Whatever the level of the results of French banks is, they continue the job cuts or non-replacement of departures, to please shareholders of financial markets.
For FO Banques and Sociétés Financières, these financial dismissals which in reality are other than financial adjustments without any economic perspectives, they only generate short-term results and serve the dividends at least in a short term perspective. That is why FO Banques and Sociétés Financières say stop to these dictates and ask to stop these plans of job cuts in France and throughout Europe.
It is too easy to use foreign legislation being less protective than in France to put employees at the door. Speaking about voluntary departures seems an usurpation of what reality is like, when we know that in a country like Greece European employees will undergo closure of BNPP in locations that have virtually no chance of finding other jobs.
We should not misunderstood, if these days French banks have published results in the third quarter which declined compared to last year’s results, still they are "comfortable" (700 million euros for BNPP, over 600 million for Société Générale) and do not justify at all the hundreds of job cuts announced.

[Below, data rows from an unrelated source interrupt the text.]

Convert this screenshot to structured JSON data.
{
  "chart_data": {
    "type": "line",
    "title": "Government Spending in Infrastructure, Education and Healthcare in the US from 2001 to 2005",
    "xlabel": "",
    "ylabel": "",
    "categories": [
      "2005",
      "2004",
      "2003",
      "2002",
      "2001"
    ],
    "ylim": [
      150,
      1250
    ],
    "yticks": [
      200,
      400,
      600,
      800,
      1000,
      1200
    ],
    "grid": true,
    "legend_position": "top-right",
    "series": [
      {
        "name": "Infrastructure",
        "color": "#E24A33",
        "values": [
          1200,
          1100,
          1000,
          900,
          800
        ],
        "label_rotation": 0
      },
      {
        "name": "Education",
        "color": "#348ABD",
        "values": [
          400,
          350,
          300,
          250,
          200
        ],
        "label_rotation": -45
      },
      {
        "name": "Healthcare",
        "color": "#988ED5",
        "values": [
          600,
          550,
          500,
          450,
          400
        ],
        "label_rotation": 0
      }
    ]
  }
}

FO Banques and Sociétés Financières stand in solidarity with all the employees of the banking groups and also claims substantial redistribution to employees of the bank profits. With regard for exmple to BNPP, Societe Generale and Credit Agricole SA, FO Banques denounces the indecency of job cuts while the benefits are there and it would just be sufficient "to control the appetite of shareholders and forget the sacrosanct return of equity of 15%."